It’s no secret that the prime marketing time for selling a home occurs during the first few weeks of it’s listing. Don’t just take my word for it. "Your home should be priced right from the very beginning," according to Jonathan Miller, President and co-founder of Miller Samuel Real Estate Appraisals and Consultants and author of Matrix, his blog which is "an attempt to cull together items of interest or relevance in the real estate economy." He has been compiling data on the Manhattan Real Estate market for over 20 years and the creator of the Manhattan Market Report. We asked Mr. Miller some questions about his perceptions, based on hard data, of pricing and how it affects a seller’s bottom line.
TG: Is it a misconception by sellers that listing their home at a value higher than market is a good marketing technique?
Miller: Actually, we find the strategy of listing "high" to be detrimental to the price achieved for the property. It is better to price properties closer to their current values. We define an over priced listing as a price that is more than 5% above market value.
TG: Can longevity on the market create both a stigma for the property and the Sellers?
Miller: Yes, the impression the property makes to the brokerage community is that the seller is either difficult to work with or has unrealistic expectations of value. The average days on market – defined as the number of days between the last price change (if any) to contract date – is 120-150 in a balanced market with no price appreciation.
TG: So, in your opinion, based on your knowledge of data specific to Manhattan and your expertise on trends, could we say that Sellers will see their homes sell for a lower and more significant price difference if pricing isn’t accurate?
Miller: Correct. On a simple clerical level, properties that are over priced, do not come up in a brokers listing search for their prospective buyers.

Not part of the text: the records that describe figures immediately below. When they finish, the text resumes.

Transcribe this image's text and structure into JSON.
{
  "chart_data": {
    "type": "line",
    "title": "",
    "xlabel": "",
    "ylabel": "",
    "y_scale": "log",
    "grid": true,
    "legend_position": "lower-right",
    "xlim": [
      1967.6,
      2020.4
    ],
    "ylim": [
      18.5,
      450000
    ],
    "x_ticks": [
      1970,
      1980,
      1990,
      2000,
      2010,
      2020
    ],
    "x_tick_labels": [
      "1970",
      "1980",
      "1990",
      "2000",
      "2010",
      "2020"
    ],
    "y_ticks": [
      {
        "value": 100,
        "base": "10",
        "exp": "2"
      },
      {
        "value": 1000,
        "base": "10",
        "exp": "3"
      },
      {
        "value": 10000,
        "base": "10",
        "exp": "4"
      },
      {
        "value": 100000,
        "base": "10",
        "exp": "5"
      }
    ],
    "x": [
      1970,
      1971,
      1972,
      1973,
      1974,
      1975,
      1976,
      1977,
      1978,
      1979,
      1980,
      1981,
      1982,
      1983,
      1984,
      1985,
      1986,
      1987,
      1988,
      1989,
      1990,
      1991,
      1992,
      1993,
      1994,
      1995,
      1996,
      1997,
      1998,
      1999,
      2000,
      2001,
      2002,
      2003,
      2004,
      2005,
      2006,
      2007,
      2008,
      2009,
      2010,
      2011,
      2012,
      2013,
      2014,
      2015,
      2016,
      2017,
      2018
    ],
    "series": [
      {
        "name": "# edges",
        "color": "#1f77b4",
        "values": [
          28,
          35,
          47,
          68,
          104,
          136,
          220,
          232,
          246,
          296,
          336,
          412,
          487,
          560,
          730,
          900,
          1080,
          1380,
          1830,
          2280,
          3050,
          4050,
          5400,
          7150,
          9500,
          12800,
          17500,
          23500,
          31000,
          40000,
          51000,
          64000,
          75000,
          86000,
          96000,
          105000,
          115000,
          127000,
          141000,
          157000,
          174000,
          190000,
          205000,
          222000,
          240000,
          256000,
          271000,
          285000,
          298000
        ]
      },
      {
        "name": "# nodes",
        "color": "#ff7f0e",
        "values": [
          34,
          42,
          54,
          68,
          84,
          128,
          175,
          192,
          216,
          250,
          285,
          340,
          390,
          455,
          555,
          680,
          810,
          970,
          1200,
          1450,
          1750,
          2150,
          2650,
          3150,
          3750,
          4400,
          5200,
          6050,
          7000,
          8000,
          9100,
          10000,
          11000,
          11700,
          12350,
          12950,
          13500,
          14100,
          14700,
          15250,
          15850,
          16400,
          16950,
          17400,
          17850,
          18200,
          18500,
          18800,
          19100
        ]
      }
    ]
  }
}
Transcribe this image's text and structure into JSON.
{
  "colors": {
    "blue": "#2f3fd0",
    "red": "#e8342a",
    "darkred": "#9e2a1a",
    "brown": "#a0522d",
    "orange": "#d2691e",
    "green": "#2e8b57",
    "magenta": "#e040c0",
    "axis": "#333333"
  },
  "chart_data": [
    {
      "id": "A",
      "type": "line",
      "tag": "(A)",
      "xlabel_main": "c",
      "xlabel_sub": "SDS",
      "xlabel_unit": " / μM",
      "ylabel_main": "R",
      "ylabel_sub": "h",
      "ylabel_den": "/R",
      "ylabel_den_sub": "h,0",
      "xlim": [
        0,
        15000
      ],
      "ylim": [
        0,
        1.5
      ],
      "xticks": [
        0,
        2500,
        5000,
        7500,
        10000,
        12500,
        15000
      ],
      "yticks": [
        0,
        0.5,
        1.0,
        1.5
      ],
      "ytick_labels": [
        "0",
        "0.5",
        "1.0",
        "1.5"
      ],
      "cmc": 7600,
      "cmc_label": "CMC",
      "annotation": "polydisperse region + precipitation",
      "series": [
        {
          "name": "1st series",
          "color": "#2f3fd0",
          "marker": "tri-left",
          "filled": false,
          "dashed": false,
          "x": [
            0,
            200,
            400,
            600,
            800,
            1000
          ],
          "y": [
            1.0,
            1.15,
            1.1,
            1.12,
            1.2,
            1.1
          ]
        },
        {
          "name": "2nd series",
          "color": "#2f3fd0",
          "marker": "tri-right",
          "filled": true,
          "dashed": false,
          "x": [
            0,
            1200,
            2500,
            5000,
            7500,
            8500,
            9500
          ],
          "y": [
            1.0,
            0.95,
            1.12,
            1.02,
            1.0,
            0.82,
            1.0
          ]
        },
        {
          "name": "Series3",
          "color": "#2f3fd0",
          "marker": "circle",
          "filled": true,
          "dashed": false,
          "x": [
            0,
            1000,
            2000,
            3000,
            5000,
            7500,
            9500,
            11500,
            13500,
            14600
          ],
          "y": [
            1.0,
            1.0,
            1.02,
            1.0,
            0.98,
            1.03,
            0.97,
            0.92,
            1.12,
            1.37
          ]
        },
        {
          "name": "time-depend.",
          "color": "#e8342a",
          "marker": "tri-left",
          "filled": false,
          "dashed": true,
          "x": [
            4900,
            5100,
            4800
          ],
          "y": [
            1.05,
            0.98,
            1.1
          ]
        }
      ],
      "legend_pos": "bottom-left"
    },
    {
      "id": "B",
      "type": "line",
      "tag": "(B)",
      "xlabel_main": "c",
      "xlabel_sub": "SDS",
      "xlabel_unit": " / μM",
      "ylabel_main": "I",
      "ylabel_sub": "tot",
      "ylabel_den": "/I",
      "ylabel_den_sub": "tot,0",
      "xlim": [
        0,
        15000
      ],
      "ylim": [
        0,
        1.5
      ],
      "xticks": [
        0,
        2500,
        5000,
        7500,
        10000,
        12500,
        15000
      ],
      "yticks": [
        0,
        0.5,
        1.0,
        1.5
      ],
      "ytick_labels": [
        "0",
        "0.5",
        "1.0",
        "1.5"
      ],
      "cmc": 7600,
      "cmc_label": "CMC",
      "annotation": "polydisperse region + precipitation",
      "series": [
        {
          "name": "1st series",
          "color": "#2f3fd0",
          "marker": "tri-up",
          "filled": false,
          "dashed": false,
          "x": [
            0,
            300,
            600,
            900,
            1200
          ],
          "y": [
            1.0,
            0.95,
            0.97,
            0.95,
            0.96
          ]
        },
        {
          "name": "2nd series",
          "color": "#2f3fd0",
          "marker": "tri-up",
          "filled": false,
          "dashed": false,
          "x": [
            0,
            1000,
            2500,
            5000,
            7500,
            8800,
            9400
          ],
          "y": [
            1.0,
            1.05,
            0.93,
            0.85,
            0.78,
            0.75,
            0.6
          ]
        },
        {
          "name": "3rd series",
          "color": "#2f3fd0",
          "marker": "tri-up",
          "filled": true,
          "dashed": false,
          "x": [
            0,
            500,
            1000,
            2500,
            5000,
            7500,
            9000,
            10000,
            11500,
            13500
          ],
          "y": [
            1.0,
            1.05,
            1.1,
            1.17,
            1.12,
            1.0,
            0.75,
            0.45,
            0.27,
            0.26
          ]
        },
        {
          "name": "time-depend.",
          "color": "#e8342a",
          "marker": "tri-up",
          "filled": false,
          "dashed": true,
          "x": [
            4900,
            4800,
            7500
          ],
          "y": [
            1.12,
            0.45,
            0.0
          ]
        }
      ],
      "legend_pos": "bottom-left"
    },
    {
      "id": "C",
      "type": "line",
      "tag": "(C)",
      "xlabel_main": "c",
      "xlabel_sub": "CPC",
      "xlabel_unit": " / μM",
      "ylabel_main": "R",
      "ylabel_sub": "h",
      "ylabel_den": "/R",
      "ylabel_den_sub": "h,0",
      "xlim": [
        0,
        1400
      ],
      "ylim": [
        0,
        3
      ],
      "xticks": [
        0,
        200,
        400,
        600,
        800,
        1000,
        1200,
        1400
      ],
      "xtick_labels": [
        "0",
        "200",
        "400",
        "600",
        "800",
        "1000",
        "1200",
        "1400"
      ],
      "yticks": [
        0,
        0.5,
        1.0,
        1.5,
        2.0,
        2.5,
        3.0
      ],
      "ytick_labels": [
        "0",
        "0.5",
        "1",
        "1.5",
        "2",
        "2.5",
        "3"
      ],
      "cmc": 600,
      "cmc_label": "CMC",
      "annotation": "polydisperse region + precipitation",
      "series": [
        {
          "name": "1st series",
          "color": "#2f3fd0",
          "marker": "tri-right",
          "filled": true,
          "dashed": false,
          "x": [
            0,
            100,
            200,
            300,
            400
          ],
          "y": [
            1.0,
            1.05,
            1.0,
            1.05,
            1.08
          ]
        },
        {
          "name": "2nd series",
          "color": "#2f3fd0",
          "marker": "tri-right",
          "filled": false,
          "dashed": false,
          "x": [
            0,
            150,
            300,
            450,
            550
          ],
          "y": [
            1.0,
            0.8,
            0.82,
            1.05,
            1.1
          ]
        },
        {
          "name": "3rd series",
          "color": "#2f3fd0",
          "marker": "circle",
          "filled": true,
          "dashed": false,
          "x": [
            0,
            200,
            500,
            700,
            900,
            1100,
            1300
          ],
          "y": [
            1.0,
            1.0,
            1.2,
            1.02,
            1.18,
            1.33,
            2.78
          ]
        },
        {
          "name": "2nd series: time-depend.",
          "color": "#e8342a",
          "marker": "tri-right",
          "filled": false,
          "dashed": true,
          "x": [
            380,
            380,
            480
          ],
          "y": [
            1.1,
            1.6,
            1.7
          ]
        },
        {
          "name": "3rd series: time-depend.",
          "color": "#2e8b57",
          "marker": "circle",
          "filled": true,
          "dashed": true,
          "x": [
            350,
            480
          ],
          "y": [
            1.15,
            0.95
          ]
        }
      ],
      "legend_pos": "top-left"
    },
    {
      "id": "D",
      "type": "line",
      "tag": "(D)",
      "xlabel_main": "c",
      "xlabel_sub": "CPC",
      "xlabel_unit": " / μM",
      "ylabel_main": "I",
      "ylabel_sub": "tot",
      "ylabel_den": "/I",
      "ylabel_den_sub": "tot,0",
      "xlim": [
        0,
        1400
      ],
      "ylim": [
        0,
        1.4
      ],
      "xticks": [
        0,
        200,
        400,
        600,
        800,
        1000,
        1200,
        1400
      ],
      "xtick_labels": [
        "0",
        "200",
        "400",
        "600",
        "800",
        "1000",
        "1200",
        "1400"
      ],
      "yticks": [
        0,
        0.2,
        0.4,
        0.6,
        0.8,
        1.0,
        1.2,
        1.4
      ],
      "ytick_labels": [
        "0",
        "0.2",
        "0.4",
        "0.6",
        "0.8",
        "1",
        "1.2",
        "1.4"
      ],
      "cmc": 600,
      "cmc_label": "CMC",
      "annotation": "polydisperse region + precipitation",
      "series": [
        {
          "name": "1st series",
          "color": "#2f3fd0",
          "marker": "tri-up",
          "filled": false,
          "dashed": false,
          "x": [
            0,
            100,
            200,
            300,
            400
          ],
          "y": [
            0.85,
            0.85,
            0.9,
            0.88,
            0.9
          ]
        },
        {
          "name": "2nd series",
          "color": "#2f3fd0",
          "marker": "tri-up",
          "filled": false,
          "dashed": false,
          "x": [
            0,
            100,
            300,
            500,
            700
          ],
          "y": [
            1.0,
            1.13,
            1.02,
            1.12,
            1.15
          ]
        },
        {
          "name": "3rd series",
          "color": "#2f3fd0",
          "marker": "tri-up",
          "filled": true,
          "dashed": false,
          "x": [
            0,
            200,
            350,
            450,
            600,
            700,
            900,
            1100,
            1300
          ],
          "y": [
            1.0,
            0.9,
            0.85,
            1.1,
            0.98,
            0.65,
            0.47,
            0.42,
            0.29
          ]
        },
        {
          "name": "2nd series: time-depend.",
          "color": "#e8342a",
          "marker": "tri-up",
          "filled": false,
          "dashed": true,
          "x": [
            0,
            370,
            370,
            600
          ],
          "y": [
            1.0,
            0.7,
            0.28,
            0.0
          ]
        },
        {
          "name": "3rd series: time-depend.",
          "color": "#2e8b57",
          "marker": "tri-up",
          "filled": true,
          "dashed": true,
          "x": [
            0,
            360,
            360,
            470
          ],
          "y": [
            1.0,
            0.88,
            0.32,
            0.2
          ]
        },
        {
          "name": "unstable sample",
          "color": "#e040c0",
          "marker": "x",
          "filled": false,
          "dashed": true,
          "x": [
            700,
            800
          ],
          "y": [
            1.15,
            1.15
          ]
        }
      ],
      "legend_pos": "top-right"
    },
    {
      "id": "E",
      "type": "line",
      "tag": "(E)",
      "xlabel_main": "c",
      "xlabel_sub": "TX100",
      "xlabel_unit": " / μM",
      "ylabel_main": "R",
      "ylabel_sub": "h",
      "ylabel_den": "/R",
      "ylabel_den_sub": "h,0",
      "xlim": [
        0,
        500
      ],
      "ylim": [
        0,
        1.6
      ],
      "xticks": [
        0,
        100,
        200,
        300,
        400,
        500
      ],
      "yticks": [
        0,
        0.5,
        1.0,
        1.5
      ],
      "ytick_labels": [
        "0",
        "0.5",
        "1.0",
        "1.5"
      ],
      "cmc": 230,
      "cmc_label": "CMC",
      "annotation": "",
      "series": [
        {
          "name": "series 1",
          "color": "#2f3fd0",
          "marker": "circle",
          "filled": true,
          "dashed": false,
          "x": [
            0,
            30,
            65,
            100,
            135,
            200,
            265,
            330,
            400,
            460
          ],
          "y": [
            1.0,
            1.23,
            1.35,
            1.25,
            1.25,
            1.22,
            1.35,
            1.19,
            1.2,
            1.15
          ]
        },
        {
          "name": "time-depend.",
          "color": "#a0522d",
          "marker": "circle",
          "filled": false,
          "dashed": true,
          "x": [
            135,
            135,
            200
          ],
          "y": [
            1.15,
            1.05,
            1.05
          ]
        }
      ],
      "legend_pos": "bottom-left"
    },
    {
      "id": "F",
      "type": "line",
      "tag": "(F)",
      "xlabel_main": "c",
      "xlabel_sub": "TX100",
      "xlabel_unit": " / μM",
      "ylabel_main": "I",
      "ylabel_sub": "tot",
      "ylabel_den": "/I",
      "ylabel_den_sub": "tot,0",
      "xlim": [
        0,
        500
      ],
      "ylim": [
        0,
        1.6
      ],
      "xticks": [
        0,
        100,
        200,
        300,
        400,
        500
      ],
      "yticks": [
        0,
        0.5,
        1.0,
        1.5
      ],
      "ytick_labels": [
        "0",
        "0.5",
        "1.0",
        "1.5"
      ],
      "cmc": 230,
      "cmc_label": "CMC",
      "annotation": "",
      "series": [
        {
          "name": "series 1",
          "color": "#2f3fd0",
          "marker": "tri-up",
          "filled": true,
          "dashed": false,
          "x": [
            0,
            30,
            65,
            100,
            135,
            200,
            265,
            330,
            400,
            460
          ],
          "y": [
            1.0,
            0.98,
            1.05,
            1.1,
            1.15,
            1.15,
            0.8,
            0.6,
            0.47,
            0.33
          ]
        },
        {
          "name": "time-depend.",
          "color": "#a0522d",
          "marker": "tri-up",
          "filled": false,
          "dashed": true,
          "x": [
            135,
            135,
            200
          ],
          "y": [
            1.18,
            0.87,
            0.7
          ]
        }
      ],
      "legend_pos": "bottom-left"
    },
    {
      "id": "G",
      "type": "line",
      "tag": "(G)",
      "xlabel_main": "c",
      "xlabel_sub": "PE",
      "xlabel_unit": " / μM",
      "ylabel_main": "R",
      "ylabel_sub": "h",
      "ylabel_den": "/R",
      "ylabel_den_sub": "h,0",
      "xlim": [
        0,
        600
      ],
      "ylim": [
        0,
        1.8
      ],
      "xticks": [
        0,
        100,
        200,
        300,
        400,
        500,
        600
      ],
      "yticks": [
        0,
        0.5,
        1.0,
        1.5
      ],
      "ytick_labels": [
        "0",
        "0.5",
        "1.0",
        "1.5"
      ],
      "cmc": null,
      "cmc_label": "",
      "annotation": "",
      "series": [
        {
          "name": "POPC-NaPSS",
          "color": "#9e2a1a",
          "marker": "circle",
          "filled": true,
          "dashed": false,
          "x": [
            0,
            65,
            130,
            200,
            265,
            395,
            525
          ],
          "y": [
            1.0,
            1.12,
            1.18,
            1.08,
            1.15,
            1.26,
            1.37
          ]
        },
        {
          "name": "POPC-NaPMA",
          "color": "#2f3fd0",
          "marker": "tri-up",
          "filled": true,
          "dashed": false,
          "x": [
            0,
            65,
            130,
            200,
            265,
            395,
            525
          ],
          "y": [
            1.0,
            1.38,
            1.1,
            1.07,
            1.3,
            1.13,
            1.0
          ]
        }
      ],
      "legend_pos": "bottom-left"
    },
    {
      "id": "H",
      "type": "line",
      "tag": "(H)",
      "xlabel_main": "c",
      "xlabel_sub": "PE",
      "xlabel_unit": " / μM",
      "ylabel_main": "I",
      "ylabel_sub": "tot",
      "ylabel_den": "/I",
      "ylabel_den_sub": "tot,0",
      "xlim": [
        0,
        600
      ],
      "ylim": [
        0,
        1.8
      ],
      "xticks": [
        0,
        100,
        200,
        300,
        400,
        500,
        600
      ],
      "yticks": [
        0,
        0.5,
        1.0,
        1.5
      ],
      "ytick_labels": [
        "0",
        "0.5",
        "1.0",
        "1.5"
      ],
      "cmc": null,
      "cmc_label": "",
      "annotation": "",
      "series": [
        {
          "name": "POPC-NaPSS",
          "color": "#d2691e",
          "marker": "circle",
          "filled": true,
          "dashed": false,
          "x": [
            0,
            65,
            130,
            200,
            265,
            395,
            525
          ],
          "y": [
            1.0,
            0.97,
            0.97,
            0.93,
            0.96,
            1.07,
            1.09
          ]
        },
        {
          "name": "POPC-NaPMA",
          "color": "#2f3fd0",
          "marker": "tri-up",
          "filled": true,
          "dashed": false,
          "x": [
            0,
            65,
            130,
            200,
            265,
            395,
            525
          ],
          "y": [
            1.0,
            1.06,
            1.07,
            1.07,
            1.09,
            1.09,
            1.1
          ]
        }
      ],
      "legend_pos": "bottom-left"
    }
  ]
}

TG: Is it true that although Manhattan homes may sell faster in this market, that margins can still be affected by poor pricing strategy?
Miller: Correct. It has been our experience that properties in Manhattan, priced out of sync with their value, will usually sell for less than their potential.
Further evidence that proper pricing proves a priority in procuring a purchaser at peak price. If you don’t believe me, ask Peter Piper!